Damit haben die Trumpisten eine der Lehren des Philosophen Michel Foucault verinnerlicht, welche hypothetisiert, dass Sprache eines der wirkungsvollsten Mittel zur Machtausübung ist.
Daneben haben Trump und die Republikaner womöglich unbemerkt auch eine zweite Gewissheit linker Philosophen für ihre Zwecke umgenutzt: Nämlich die postmoderne Idee, dass es keine objektive Wahrheit gibt, sondern dass jeder Mensch seine eigene Wahrheit hat und auch aussprechen soll. So werden Beiträge auf Donald Trumps Social-Media-Plattform «Truth Social» nicht wie auf X als Tweets bezeichnet, sondern als «Truths», Wahrheiten.
Das Neue dabei ist nicht die Idee von mehreren gleichzeitig existierenden Wahrheiten, sondern die Tatsache, dass mit Trump ein Behördenvertreter und Social-Media-Besitzer über deren Gültigkeit entscheidet. Diese Kumulation von institutioneller und gesellschaftlicher Macht erinnert unweigerlich an die Dystopie George Orwells im Klassiker «1984», in dem ein Diktator zur Machtausübung eine neue Sprache erfindet (Neusprech). Und wo ein Wahrheitsministerium darüber entscheidet, was wie genannt werden darf.
Diese Entwicklung ist nicht unbedingt nur den autoritären Zügen Trumps zuzuschreiben, sondern eine Konsequenz des Erfolgs der postmodernen Philosophie im angelsächsischen Raum. Denn seit den 70er-Jahren wurde die Idee von einer eigenen Wahrheit für jeden Menschen in den USA so populär, dass der simplifizierte Postmodernismus sogar Eingang in die Alltagssprache gefunden hat. Auf Englisch sagt man in Diskussionsrunden seit den 70er-Jahren «Speak your Truth», also «Sag, was für dich wahr ist.»
Dabei baut das Fundament der liberalen Gesellschaft darauf auf, dass man sich auf gewisse Fakten oder Wahrheiten einigen kann und sich nur bezüglich Meinungen vom politischen Gegner unterscheidet.

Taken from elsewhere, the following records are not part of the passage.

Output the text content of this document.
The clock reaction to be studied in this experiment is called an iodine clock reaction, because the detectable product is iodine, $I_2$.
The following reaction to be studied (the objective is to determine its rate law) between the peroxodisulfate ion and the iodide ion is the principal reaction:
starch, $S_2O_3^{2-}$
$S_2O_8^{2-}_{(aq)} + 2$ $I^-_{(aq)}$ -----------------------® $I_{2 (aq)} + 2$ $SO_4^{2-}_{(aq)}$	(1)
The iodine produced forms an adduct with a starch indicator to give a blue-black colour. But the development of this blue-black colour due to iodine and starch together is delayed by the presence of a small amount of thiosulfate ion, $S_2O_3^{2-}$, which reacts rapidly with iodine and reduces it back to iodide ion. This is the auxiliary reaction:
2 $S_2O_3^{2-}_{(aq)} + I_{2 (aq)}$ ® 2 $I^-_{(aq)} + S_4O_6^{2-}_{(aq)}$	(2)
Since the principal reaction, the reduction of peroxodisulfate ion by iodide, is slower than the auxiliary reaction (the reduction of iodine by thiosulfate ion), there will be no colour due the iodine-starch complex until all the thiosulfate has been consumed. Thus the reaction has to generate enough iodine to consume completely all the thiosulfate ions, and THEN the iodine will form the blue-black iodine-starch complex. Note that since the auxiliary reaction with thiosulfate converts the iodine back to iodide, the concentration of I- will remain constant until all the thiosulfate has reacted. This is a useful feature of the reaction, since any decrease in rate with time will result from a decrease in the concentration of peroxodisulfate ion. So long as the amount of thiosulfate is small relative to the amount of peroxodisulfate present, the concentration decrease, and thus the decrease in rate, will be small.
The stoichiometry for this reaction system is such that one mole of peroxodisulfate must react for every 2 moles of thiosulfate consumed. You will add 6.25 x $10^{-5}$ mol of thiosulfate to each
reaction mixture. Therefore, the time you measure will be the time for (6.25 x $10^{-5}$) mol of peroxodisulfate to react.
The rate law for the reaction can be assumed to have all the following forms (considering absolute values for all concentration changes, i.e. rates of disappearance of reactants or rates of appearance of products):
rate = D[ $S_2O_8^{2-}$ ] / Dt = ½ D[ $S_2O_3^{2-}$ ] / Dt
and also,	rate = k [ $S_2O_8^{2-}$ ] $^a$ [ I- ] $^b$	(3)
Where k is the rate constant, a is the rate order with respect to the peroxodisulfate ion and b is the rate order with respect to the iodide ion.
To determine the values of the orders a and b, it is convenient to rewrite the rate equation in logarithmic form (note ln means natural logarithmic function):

Wenn diese Gewissheit nicht mehr gilt und jeder jederzeit alles infrage stellen kann, ist ein geregelter Diskurs kaum mehr möglich – und führt wie heute in den USA zum Wunsch zweier verfeindeter politischer Lager, mithilfe der Staatsmacht die eigene Vorstellung von Wahrheit und Sprache durchzusetzen.